Moderator Coen Stehouwer, MD, professor of internal medicine at Maastricht University, the Netherlands, commented, “Before clinical diagnosis of type 2 diabetes there is often a lengthy period of undiagnosed disease and before that, prediabetes, because glucose can be abnormal up to 10 years prior to clinical diagnosis.”

But he added that, “It’s not entirely clear whether the rise seen before clinical diagnosis in this study correlates with undiagnosed diabetes or prediabetes or even if it precedes type 2 diabetes – it might be because inflammation is a common origin for type 2 diabetes and various comorbidities. This might explain how they go together.”
 

Longitudinal study 25 years before and 25 years after type 2 diagnosis

Dr. Heald presented the findings at a session on inflammation in diabetes at the annual meeting of the European Association for the Study of Diabetes. The work was also published in Diabetes Therapy.

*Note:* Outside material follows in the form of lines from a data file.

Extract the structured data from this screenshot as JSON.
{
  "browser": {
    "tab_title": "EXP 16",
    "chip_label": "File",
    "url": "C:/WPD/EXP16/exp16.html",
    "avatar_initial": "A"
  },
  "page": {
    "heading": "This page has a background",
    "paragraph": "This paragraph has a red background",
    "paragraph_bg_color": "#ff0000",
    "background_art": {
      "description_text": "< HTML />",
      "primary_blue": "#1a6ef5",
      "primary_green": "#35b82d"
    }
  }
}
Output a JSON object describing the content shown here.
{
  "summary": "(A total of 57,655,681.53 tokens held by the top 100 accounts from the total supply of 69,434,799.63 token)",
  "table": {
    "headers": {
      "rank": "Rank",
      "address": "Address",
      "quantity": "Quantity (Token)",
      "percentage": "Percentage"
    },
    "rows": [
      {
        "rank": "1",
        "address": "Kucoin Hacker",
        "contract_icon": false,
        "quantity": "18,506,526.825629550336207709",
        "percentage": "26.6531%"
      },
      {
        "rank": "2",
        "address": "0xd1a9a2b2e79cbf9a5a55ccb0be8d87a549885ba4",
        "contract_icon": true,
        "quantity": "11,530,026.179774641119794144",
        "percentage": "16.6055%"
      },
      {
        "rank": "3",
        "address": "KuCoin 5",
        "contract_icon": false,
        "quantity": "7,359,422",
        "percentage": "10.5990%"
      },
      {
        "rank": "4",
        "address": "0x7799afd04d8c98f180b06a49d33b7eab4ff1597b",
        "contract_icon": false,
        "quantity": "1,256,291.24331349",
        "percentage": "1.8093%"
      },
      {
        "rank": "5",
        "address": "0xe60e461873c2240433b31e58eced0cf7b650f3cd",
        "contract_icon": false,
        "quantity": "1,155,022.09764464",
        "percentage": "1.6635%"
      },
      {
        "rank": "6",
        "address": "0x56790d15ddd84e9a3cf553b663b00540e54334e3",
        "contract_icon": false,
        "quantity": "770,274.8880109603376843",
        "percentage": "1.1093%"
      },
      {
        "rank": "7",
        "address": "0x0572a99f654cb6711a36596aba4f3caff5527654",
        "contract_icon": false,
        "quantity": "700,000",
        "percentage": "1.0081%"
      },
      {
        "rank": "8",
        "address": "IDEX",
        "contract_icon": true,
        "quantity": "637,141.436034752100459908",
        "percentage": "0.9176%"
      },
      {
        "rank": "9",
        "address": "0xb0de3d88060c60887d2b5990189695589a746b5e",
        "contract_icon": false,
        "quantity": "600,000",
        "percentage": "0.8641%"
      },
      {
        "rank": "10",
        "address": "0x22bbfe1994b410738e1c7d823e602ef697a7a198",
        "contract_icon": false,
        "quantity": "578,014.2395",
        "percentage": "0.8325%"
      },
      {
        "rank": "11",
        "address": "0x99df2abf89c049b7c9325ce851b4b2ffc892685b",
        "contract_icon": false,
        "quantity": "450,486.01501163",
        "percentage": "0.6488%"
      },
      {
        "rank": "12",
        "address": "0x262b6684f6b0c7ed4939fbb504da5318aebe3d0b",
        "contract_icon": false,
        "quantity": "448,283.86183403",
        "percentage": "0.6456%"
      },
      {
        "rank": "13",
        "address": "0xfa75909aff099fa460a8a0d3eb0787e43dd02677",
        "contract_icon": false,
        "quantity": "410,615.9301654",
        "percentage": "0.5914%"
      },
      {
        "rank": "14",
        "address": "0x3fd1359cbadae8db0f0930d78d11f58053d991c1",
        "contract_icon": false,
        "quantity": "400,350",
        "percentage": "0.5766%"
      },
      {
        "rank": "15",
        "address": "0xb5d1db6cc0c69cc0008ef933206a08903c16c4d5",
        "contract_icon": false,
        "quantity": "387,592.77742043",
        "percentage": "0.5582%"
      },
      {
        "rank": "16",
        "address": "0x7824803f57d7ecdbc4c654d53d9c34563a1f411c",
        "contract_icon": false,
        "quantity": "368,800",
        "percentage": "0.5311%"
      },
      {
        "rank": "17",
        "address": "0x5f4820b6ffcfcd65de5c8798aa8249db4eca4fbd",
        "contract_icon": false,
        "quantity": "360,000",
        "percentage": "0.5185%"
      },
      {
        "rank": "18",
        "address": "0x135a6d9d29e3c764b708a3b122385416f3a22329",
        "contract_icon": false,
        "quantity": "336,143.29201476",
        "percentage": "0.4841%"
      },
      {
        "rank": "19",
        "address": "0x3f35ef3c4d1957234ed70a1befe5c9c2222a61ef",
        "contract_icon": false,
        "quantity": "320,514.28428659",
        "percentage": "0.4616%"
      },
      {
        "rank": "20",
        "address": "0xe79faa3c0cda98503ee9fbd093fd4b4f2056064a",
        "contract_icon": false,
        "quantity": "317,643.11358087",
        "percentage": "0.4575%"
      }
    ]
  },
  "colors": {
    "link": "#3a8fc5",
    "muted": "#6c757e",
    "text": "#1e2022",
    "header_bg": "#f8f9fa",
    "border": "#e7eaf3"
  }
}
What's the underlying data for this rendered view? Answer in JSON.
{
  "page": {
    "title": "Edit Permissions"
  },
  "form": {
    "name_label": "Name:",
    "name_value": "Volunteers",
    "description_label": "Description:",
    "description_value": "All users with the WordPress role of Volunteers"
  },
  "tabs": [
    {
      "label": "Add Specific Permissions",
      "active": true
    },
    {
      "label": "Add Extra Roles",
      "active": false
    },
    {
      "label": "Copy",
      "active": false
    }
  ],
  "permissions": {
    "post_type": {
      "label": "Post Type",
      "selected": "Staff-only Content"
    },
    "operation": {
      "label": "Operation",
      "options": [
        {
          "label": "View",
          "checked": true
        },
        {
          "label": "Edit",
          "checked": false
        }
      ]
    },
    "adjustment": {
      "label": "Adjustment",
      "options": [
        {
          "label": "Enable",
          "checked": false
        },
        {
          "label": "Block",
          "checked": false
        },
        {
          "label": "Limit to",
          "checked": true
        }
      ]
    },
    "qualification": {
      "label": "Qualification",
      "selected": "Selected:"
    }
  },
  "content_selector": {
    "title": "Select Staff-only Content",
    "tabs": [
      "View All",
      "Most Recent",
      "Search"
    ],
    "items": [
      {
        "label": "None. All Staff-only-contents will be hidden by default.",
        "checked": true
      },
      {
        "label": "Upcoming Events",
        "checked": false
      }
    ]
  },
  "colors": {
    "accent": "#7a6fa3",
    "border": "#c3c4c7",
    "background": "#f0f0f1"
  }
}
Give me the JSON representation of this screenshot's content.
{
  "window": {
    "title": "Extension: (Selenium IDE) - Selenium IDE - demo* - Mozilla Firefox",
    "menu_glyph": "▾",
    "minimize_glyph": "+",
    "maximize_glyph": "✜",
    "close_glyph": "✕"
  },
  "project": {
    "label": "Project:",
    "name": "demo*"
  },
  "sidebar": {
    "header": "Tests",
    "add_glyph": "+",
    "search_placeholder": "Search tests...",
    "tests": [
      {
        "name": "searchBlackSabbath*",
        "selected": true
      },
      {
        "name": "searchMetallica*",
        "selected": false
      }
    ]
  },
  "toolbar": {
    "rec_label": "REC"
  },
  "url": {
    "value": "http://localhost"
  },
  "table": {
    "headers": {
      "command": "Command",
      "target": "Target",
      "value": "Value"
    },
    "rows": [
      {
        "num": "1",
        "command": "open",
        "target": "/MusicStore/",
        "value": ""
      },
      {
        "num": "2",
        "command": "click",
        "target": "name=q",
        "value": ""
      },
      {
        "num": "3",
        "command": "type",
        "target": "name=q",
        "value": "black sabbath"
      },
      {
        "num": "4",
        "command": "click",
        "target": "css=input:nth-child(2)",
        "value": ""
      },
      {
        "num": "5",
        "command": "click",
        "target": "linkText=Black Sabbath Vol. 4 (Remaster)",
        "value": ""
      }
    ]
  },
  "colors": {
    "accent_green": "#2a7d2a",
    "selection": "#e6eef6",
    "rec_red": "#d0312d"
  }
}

The researchers wanted to investigate the pattern of comorbidities in the years and decades prior to a diagnosis of type 2 diabetes as well as after: “With the database we used, called DARE [Diabetes Alliance for Research in England], we are able to explore phenomena longitudinally going right back to the beginning of their digital health records, looking at phenotypes over time.”

By mapping significant health issues in people who went on to develop type 2 diabetes alongside those that did not, Dr. Heald managed to develop a continuum spanning 25 years prior and 25 years after diagnosis of type 2 diabetes. The researchers also examined relationships between sociodemographic factors and longitudinal health outcomes of relevance to cardiac conditions and lower respiratory tract infections. His talk in Hamburg primarily addressed clinical phenotypes before the point of diagnosis.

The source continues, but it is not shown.